On the other hand, some of you really wanted Apple to enter the mobile phone business, and it is clear that they resisted for years until they could create the iPhone, a product that most agree set a new standard for style and usability.
When it comes to Macs, six distinct product lines, half in the desktop and the other half in the note-book category, are far fewer than anything most other PC makers offer. Yes, there are ways to customize individual models with extra RAM, larger drives, and, sometimes, different graphics hardware. But the choices Apple offers are again quite minimalist for anything but a Mac Pro, where there are far more ways to build the computer you want.
Apple gets criticized for the lack of choice. In large part, I think Steve Jobs is responding to the problems that afflicted the Mac lineup in the mid-1990s, when there were so many models even company executives couldn’t readily distinguish one from the other. That situation, in fact, probably holds true for most PC box makes to this very day. I challenge any Dell executive, of any position within the company, to fully explain the confusing, overlapping and useless variations they offer customers. You almost wonder if they would seriously consider letting customers select the color of the screws used on their desktops if they thought a few customers would want such a choice.
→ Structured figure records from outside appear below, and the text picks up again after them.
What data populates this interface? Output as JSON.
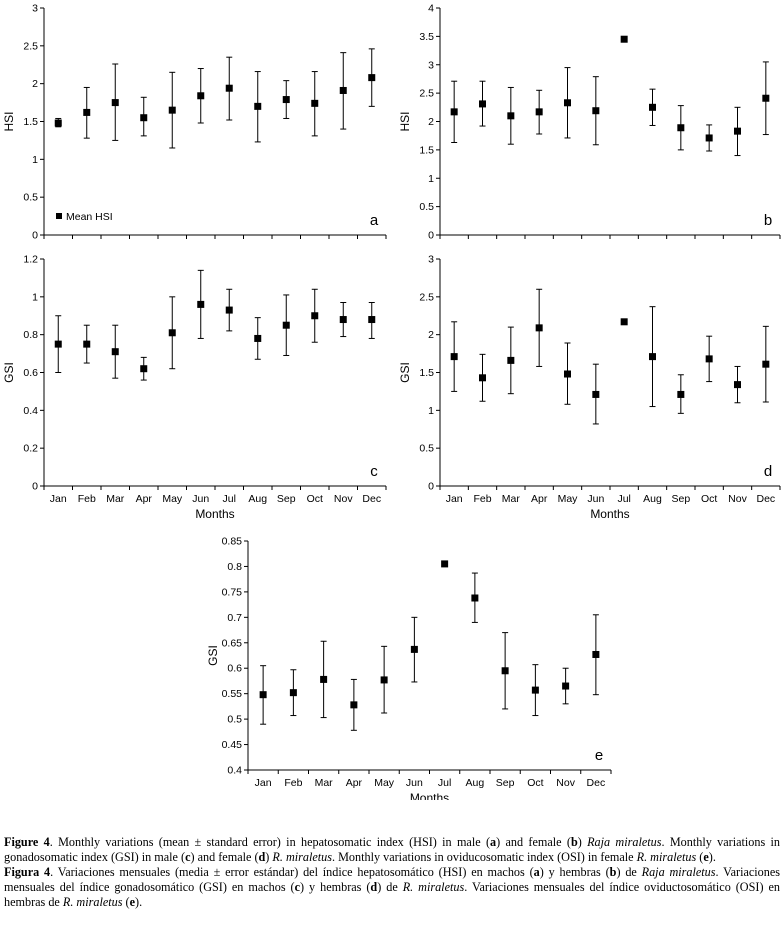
{
  "chart_data": [
    {
      "type": "scatter",
      "panel": "a",
      "ylabel": "HSI",
      "xlabel": "",
      "ylim": [
        0,
        3
      ],
      "yticks": [
        "0",
        "0.5",
        "1",
        "1.5",
        "2",
        "2.5",
        "3"
      ],
      "categories": [
        "Jan",
        "Feb",
        "Mar",
        "Apr",
        "May",
        "Jun",
        "Jul",
        "Aug",
        "Sep",
        "Oct",
        "Nov",
        "Dec"
      ],
      "values": [
        1.48,
        1.62,
        1.75,
        1.55,
        1.65,
        1.84,
        1.94,
        1.7,
        1.79,
        1.74,
        1.91,
        2.08
      ],
      "err_low": [
        1.43,
        1.28,
        1.25,
        1.31,
        1.15,
        1.48,
        1.52,
        1.23,
        1.54,
        1.31,
        1.4,
        1.7
      ],
      "err_high": [
        1.54,
        1.95,
        2.26,
        1.82,
        2.15,
        2.2,
        2.35,
        2.16,
        2.04,
        2.16,
        2.41,
        2.46
      ],
      "legend": "Mean HSI",
      "show_xticklabels": false
    },
    {
      "type": "scatter",
      "panel": "b",
      "ylabel": "HSI",
      "xlabel": "",
      "ylim": [
        0,
        4
      ],
      "yticks": [
        "0",
        "0.5",
        "1",
        "1.5",
        "2",
        "2.5",
        "3",
        "3.5",
        "4"
      ],
      "categories": [
        "Jan",
        "Feb",
        "Mar",
        "Apr",
        "May",
        "Jun",
        "Jul",
        "Aug",
        "Sep",
        "Oct",
        "Nov",
        "Dec"
      ],
      "values": [
        2.17,
        2.31,
        2.1,
        2.17,
        2.33,
        2.19,
        3.45,
        2.25,
        1.89,
        1.71,
        1.83,
        2.41
      ],
      "err_low": [
        1.63,
        1.92,
        1.6,
        1.78,
        1.71,
        1.59,
        null,
        1.93,
        1.5,
        1.48,
        1.4,
        1.77
      ],
      "err_high": [
        2.71,
        2.71,
        2.6,
        2.55,
        2.95,
        2.79,
        null,
        2.57,
        2.28,
        1.94,
        2.25,
        3.05
      ],
      "show_xticklabels": false
    },
    {
      "type": "scatter",
      "panel": "c",
      "ylabel": "GSI",
      "xlabel": "Months",
      "ylim": [
        0,
        1.2
      ],
      "yticks": [
        "0",
        "0.2",
        "0.4",
        "0.6",
        "0.8",
        "1",
        "1.2"
      ],
      "categories": [
        "Jan",
        "Feb",
        "Mar",
        "Apr",
        "May",
        "Jun",
        "Jul",
        "Aug",
        "Sep",
        "Oct",
        "Nov",
        "Dec"
      ],
      "values": [
        0.75,
        0.75,
        0.71,
        0.62,
        0.81,
        0.96,
        0.93,
        0.78,
        0.85,
        0.9,
        0.88,
        0.88
      ],
      "err_low": [
        0.6,
        0.65,
        0.57,
        0.56,
        0.62,
        0.78,
        0.82,
        0.67,
        0.69,
        0.76,
        0.79,
        0.78
      ],
      "err_high": [
        0.9,
        0.85,
        0.85,
        0.68,
        1.0,
        1.14,
        1.04,
        0.89,
        1.01,
        1.04,
        0.97,
        0.97
      ],
      "show_xticklabels": true
    },
    {
      "type": "scatter",
      "panel": "d",
      "ylabel": "GSI",
      "xlabel": "Months",
      "ylim": [
        0,
        3
      ],
      "yticks": [
        "0",
        "0.5",
        "1",
        "1.5",
        "2",
        "2.5",
        "3"
      ],
      "categories": [
        "Jan",
        "Feb",
        "Mar",
        "Apr",
        "May",
        "Jun",
        "Jul",
        "Aug",
        "Sep",
        "Oct",
        "Nov",
        "Dec"
      ],
      "values": [
        1.71,
        1.43,
        1.66,
        2.09,
        1.48,
        1.21,
        2.17,
        1.71,
        1.21,
        1.68,
        1.34,
        1.61
      ],
      "err_low": [
        1.25,
        1.12,
        1.22,
        1.58,
        1.08,
        0.82,
        null,
        1.05,
        0.96,
        1.38,
        1.1,
        1.11
      ],
      "err_high": [
        2.17,
        1.74,
        2.1,
        2.6,
        1.89,
        1.61,
        null,
        2.37,
        1.47,
        1.98,
        1.58,
        2.11
      ],
      "show_xticklabels": true
    },
    {
      "type": "scatter",
      "panel": "e",
      "ylabel": "GSI",
      "xlabel": "Months",
      "ylim": [
        0.4,
        0.85
      ],
      "yticks": [
        "0.4",
        "0.45",
        "0.5",
        "0.55",
        "0.6",
        "0.65",
        "0.7",
        "0.75",
        "0.8",
        "0.85"
      ],
      "categories": [
        "Jan",
        "Feb",
        "Mar",
        "Apr",
        "May",
        "Jun",
        "Jul",
        "Aug",
        "Sep",
        "Oct",
        "Nov",
        "Dec"
      ],
      "values": [
        0.548,
        0.552,
        0.578,
        0.528,
        0.577,
        0.637,
        0.805,
        0.738,
        0.595,
        0.557,
        0.565,
        0.627
      ],
      "err_low": [
        0.49,
        0.507,
        0.503,
        0.478,
        0.512,
        0.573,
        null,
        0.69,
        0.52,
        0.507,
        0.53,
        0.548
      ],
      "err_high": [
        0.605,
        0.597,
        0.653,
        0.578,
        0.643,
        0.7,
        null,
        0.787,
        0.67,
        0.607,
        0.6,
        0.705
      ],
      "show_xticklabels": true
    }
  ],
  "caption": {
    "en": {
      "figure_label": "Figure 4",
      "parts": [
        {
          "t": ". Monthly variations (mean ± standard error) in hepatosomatic index (HSI) in male (",
          "s": "n"
        },
        {
          "t": "a",
          "s": "b"
        },
        {
          "t": ") and female (",
          "s": "n"
        },
        {
          "t": "b",
          "s": "b"
        },
        {
          "t": ") ",
          "s": "n"
        },
        {
          "t": "Raja miraletus",
          "s": "i"
        },
        {
          "t": ". Monthly variations in gonadosomatic index (GSI) in male (",
          "s": "n"
        },
        {
          "t": "c",
          "s": "b"
        },
        {
          "t": ") and female (",
          "s": "n"
        },
        {
          "t": "d",
          "s": "b"
        },
        {
          "t": ") ",
          "s": "n"
        },
        {
          "t": "R. miraletus",
          "s": "i"
        },
        {
          "t": ". Monthly variations in oviducosomatic index (OSI) in female ",
          "s": "n"
        },
        {
          "t": "R. miraletus",
          "s": "i"
        },
        {
          "t": " (",
          "s": "n"
        },
        {
          "t": "e",
          "s": "b"
        },
        {
          "t": ").",
          "s": "n"
        }
      ]
    },
    "es": {
      "figure_label": "Figura 4",
      "parts": [
        {
          "t": ". Variaciones mensuales (media ± error estándar) del índice hepatosomático (HSI) en machos (",
          "s": "n"
        },
        {
          "t": "a",
          "s": "b"
        },
        {
          "t": ") y hembras (",
          "s": "n"
        },
        {
          "t": "b",
          "s": "b"
        },
        {
          "t": ") de ",
          "s": "n"
        },
        {
          "t": "Raja miraletus",
          "s": "i"
        },
        {
          "t": ". Variaciones mensuales del índice gonadosomático (GSI) en machos (",
          "s": "n"
        },
        {
          "t": "c",
          "s": "b"
        },
        {
          "t": ") y hembras (",
          "s": "n"
        },
        {
          "t": "d",
          "s": "b"
        },
        {
          "t": ") de ",
          "s": "n"
        },
        {
          "t": "R. miraletus",
          "s": "i"
        },
        {
          "t": ". Variaciones mensuales del índice oviductosomático (OSI) en hembras de ",
          "s": "n"
        },
        {
          "t": "R. miraletus",
          "s": "i"
        },
        {
          "t": " (",
          "s": "n"
        },
        {
          "t": "e",
          "s": "b"
        },
        {
          "t": ").",
          "s": "n"
        }
      ]
    }
  }
}
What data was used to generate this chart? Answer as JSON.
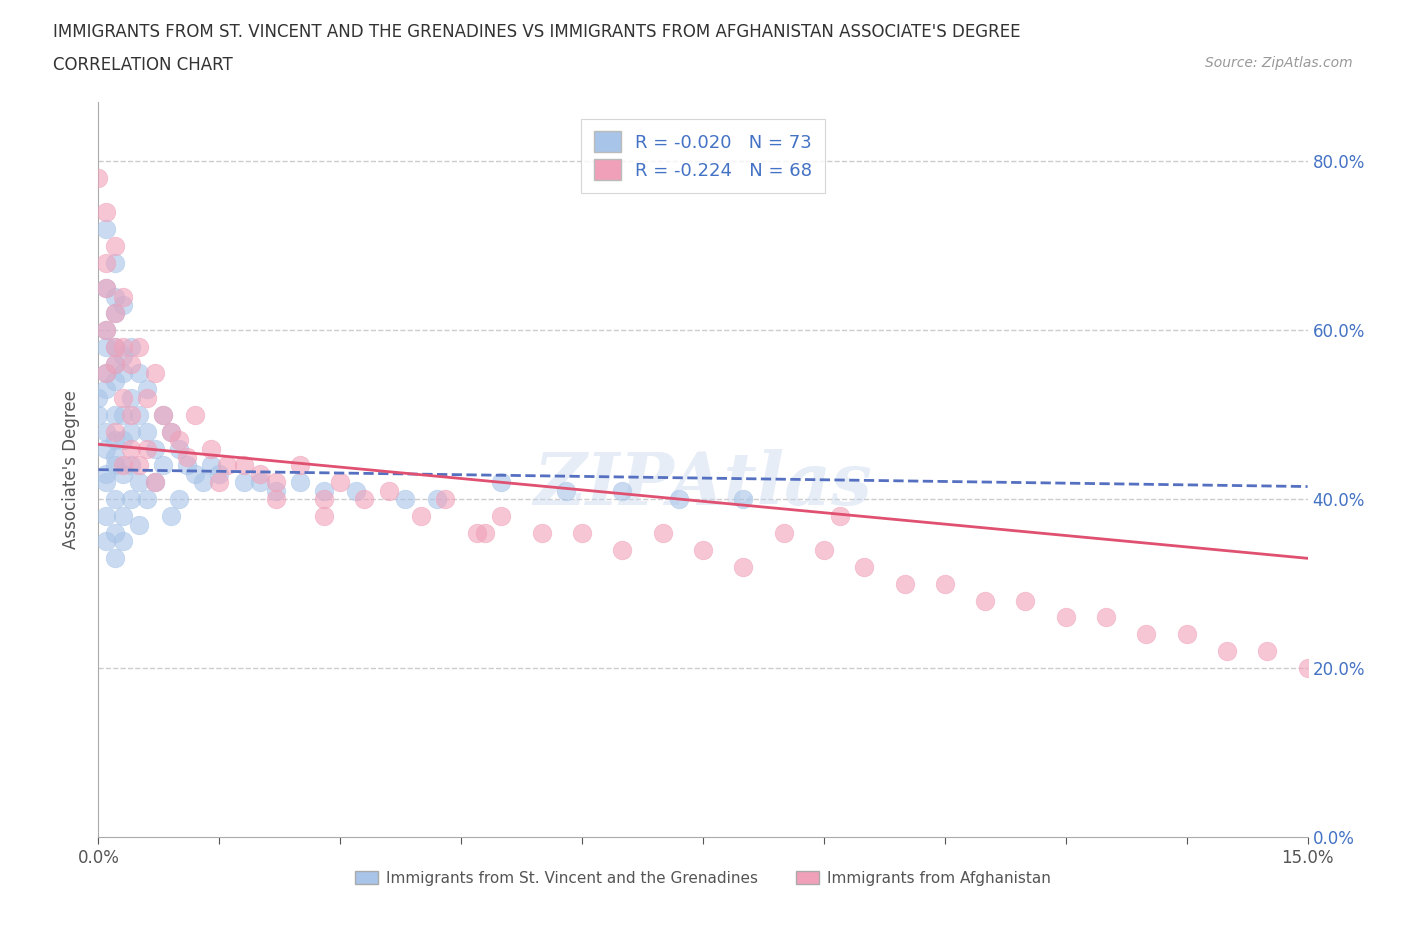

However, Apple’s overly threadbare product choices can engender its own brand of customer confusion. I mean, when someone tells you they have an iMac, that provides only the barest amount of information as to which model they actually have. After all, iMacs have been around for over 11 years, and they’ve undergone several deep design upgrades that bear no resemblance whatever to their predecessors, except for being all-in-one computers. Compare, for example, a 27-inch iMac with the original Bondi Blue edition and you’ll see what I mean. If you didn’t recognize these machines, would you be able to identify both of them as iMacs.
My desktop computer is a Mac Pro, and you certainly have a picture of what it looks like. But unless I also identify it as an Early 2008 model, you wouldn’t know which one I was talking about. The same holds true for my Early 2008 17-inch MacBook Pro.
The car makers have this down pat. Even when the models change only slightly from year to year, certainly you’d understand what I mean when I tell you my son has a 2007 VW Jetta, as opposed to, say, a 2010 model.
In any case, distinguishing one model variation from another is not a serious issue unless your Mac requires repair or you need technical support. The real issue is whether Apple’s approach can deliver the computer you need. If, for example, you don’t like glossy computer displays, you are obviously not a potential iMac customer. Apple doesn’t give you a non-glossy choice, except on some versions of the MacBook Pro. Even then you have to pay $50 for what I expect you’d interpret as something that offers less and not more.
Apple’s logic is that they aren’t going to build a product unless they can sell enough copies to make it profitable. That means that you won’t get a non-glossy iMac unless demand is extremely high. There will probably never be a mid-priced expandable desktop without an integrated display simply because the market is moving towards note-books.
So, yes, Apple will build what you want, but only if the “you” can be counted in tens or hundreds of thousands.